The United States should act to arrest deglobalization, which would
depress growth and innovation and inhibit climate cooperation. Rather
than succumb to a cold war framework, it should remain economically
engaged with China and respect the sovereign choices of countries in the
developing world to abstain from sanctions on Russia and otherwise opt
for nonalignment. As surging prices compound the effects of the
pandemic, the United States should rally its European and Asian partners
to provide funds and technology to build renewable energy capacity in
developing countries. Climate change is perhaps the biggest threat to
the American people. If it remains a sideshow in national security
policy by the end of Biden’s tenure, then his foreign policy will have
failed, no matter how well he handles the war in Ukraine.
THE PRICE OF PRIMACY
Among the priorities of the twenty-first-century United States should
not be relations with Iran. Nevertheless, the country may soon vault to
the top of the president’s agenda. Negotiators are currently trying to
resurrect the agreement to prevent Iran from developing nuclear weapons.
If those talks break down, the Biden administration will have to decide
whether to support a military strike on Iran, even though it will
likely regard the country as a negligible concern and a distraction from
Ukraine. But even Ukraine is a distraction from what the administration
had hoped to focus on: competition with China, not to mention rescuing
American democracy, mitigating a pandemic, and preserving a habitable
planet. Such cacophony is the predictable result of the quest for global
military primacy—not
control over world events but the forfeiture of self-control. The
problem will get ever worse as the unipolar moment continues to recede.

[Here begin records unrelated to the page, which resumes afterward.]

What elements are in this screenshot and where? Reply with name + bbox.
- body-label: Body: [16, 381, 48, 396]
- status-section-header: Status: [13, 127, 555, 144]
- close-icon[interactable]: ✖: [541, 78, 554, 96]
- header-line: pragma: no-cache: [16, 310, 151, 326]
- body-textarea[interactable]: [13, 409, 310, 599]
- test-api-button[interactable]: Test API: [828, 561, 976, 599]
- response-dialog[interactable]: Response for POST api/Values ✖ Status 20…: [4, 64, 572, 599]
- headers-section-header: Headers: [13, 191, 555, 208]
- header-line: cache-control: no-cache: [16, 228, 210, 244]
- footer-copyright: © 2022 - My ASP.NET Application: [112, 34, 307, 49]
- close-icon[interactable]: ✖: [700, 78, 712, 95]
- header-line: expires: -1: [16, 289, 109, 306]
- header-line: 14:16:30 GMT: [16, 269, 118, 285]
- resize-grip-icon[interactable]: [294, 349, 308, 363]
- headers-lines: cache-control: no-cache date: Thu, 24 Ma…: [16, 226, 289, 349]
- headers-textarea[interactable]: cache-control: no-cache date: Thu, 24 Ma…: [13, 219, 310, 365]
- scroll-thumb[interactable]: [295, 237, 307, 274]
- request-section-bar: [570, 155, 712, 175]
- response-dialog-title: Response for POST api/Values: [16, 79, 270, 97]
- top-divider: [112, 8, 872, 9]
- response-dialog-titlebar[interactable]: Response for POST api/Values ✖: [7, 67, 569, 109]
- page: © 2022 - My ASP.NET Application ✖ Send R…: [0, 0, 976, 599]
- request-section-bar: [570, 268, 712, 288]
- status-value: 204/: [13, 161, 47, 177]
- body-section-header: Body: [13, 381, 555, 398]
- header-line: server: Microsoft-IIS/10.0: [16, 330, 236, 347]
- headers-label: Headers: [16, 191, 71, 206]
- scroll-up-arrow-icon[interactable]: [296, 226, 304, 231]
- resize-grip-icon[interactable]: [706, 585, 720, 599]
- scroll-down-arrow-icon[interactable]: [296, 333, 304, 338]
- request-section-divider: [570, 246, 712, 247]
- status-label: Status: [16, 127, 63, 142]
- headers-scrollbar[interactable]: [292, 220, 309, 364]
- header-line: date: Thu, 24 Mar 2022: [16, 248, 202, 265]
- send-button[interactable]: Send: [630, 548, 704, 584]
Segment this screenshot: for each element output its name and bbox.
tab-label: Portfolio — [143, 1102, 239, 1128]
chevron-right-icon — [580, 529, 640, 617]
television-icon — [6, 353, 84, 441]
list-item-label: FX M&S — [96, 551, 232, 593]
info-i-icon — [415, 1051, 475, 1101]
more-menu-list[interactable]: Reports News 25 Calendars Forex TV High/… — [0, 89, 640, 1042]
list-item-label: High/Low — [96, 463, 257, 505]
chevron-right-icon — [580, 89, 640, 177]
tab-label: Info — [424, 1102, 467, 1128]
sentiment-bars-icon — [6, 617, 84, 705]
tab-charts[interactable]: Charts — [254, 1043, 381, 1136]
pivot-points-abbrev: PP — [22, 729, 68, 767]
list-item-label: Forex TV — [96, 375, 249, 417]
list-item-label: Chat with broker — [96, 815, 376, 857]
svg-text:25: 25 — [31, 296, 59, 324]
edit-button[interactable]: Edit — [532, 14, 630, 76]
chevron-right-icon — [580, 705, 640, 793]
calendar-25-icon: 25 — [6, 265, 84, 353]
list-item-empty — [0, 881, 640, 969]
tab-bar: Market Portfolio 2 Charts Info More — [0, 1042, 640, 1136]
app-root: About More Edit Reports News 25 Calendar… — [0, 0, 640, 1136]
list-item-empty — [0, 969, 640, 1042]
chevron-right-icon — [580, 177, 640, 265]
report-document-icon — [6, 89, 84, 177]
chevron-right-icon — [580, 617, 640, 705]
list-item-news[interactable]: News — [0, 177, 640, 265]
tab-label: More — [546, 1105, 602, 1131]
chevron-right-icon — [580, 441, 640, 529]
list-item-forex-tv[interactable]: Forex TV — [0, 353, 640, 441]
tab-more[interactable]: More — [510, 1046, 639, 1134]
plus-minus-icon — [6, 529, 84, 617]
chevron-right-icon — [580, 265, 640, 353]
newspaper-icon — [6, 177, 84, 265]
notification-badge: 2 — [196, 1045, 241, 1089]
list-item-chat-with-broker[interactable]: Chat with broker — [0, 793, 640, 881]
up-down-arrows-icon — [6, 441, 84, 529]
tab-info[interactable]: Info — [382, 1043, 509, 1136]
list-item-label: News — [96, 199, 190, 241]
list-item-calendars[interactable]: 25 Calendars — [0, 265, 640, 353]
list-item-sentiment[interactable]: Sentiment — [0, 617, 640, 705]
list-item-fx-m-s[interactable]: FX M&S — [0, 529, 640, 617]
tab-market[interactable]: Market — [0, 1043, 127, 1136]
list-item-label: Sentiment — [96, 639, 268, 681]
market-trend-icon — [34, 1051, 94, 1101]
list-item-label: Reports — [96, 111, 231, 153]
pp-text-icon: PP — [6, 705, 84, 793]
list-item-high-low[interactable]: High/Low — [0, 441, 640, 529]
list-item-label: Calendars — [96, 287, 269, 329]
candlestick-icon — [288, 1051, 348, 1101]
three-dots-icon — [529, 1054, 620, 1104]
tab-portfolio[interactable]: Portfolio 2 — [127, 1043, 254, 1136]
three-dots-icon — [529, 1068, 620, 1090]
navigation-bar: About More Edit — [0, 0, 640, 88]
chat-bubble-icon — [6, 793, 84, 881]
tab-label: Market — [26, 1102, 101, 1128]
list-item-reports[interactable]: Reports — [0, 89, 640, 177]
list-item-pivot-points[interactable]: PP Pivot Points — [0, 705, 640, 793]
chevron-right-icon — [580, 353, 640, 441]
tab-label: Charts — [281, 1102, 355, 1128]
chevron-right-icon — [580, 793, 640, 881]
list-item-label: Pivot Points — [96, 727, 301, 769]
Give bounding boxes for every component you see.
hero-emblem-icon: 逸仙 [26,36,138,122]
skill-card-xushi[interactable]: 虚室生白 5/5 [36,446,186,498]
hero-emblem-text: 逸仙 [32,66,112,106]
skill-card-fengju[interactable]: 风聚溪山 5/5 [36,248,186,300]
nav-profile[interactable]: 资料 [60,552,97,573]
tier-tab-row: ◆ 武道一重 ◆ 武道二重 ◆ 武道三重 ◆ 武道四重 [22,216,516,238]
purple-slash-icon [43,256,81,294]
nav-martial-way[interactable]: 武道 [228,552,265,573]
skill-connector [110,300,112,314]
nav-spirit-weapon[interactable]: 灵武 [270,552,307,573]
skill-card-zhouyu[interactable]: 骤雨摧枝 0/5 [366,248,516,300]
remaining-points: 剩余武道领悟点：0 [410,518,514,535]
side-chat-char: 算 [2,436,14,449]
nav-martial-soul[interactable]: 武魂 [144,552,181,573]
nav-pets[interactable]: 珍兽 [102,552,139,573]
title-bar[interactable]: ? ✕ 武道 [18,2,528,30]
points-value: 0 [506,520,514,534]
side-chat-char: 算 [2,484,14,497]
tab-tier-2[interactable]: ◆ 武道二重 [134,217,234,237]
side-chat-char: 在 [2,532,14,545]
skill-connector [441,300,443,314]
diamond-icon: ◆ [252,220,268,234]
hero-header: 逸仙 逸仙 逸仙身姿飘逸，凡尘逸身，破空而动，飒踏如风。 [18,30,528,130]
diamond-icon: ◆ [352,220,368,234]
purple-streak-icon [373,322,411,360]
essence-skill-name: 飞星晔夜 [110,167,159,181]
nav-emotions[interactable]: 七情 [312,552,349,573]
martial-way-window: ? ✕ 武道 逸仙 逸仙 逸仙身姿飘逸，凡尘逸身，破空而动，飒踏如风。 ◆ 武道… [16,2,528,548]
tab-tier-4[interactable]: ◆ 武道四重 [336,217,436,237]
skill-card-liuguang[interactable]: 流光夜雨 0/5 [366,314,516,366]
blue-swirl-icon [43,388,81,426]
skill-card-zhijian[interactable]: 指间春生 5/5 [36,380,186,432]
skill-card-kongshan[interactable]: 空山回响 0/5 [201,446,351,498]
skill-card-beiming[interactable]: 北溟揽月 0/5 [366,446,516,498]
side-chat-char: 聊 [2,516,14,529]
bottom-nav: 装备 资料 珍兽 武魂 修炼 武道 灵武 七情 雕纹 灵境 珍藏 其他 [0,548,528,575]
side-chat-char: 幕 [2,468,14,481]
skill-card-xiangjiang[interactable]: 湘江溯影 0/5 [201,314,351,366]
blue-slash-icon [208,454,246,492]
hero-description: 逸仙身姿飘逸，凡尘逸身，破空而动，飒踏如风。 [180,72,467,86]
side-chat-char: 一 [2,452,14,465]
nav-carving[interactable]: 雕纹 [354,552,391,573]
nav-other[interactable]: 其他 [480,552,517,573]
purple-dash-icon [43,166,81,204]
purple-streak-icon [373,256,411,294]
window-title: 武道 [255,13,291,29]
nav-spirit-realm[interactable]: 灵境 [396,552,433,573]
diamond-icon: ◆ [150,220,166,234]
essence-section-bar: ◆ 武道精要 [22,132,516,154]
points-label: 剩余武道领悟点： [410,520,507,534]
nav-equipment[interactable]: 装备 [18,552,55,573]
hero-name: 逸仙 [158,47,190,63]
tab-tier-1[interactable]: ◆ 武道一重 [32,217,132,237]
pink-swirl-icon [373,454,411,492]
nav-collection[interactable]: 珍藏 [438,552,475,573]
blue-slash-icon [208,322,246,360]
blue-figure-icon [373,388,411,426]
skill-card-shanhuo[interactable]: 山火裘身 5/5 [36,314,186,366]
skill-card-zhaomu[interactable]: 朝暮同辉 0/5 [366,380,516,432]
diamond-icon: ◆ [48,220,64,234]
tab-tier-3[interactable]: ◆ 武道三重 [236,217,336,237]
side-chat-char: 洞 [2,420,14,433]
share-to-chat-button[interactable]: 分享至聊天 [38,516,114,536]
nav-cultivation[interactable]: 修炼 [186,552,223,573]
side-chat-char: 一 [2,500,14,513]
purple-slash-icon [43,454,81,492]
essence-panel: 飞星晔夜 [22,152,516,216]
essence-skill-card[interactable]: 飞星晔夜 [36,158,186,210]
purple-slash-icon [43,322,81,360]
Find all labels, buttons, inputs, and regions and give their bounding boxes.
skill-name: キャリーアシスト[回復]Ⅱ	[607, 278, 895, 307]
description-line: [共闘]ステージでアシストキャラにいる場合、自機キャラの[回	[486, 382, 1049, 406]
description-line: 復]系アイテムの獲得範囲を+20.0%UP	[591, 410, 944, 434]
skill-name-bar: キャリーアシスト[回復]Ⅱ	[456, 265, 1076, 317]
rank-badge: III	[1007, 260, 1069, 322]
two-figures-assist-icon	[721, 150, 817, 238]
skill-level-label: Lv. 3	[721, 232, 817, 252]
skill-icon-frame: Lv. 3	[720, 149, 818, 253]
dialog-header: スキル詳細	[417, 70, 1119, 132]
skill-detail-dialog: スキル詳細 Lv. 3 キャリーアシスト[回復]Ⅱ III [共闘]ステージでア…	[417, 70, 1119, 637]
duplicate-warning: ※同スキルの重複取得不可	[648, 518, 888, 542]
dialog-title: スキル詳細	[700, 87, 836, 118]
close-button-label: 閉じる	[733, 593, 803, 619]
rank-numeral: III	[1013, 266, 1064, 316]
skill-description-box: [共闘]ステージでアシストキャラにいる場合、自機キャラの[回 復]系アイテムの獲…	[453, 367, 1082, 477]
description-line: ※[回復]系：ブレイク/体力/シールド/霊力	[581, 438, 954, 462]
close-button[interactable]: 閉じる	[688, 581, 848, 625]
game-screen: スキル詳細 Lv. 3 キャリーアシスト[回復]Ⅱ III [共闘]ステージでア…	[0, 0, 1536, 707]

A new cold war promises clarity of purpose. In reality, it would impose
enormous costs and generate unnecessary risks. It would not, moreover,
make other priorities go away; it would more likely exacerbate the
United States’ domestic travails and stifle urgent international
cooperation. After 9/11, the United States allowed itself to become
consumed by fears of the enemy. After Ukraine, the Biden administration
should let nothing keep it from advancing the best interests of
Americans.
STEPHEN WERTHEIM is Senior Fellow in the American Statecraft Program at
the Carnegie Endowment for International Peace and Visiting Faculty
Fellow at the Center for Global Legal Challenges at Yale Law School. He
is the author of Tomorrow, the World: The Birth of U.S. Global Supremacy.